Immaginate di vivere in un paese totalitario e di sognare la democrazia, ma dopo averla ottenuta di essere derubati dal vostro stesso paese per ben tre volte.
La prima volta con la liberalizzazione dei prezzi degli alimenti attuata da Eltsin il 2 gennaio del 1992, che vede il 99% dei russi perdere i propri risparmi. La seconda volta nel 1993 col passaggio dal rublo sovietico a quello russo, che obbligava i russi, circondati dai ricchissimi oligarchi, a convertire solo una piccola parte del loro denaro per rinunciare al resto che doveva restare nelle banche. La terza e ultima volta con la dichiarazione da parte del premier Kirienko del default, cioè del fallimento dello Stato.

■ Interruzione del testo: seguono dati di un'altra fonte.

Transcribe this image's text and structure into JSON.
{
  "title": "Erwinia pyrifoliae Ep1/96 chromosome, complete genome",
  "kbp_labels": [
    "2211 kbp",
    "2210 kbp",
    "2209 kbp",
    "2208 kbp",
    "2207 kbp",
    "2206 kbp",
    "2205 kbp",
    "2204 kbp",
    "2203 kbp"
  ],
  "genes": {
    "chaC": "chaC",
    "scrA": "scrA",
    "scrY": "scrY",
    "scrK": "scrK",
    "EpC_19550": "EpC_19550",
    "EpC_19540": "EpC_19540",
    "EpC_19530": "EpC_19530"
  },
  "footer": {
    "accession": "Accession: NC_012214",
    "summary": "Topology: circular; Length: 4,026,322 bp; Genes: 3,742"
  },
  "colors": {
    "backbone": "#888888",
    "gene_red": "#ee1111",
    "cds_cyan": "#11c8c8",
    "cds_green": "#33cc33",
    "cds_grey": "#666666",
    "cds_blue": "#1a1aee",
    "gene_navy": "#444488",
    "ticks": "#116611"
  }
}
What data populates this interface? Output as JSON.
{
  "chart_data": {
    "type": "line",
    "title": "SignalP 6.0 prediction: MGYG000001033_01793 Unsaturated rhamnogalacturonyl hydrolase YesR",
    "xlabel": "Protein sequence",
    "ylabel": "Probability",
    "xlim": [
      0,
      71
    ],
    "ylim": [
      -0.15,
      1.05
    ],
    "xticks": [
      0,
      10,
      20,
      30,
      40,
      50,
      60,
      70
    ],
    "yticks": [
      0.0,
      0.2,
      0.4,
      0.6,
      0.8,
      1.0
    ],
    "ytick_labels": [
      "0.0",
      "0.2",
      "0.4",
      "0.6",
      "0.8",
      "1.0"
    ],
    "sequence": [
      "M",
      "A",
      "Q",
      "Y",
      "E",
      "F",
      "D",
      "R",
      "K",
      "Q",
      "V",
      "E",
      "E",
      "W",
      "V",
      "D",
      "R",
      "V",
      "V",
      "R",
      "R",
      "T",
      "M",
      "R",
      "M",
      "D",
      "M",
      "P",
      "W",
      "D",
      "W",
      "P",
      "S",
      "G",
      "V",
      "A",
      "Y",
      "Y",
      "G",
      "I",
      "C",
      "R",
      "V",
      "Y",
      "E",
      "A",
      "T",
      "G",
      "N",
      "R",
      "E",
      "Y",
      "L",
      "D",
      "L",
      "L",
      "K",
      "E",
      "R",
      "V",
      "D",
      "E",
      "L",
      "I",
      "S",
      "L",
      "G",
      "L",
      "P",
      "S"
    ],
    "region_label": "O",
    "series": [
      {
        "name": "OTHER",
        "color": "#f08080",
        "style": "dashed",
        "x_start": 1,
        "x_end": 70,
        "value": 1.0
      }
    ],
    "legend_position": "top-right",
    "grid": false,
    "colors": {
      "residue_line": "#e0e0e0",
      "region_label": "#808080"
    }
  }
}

La storia dell’Unione Sovietica e della Russia degli anni ’90, che da desiderosa di una democrazia passa a vedere questo termine come una vera e propria parolaccia viene raccontata da Francesca Mereu nel suo romanzo storico/ reportage giornalistico Il grande saccheggio. Da zar Boris alla presa di potere di Putin, diario di una democrazia mancata.
Non si tratta di una narrazione distaccata e enciclopedica, che include solo date e nomi, ma di qualcosa di molto più personale, riportato dal punto di vista della sua stessa famiglia, che ha vissuto in prima persona questo periodo storico.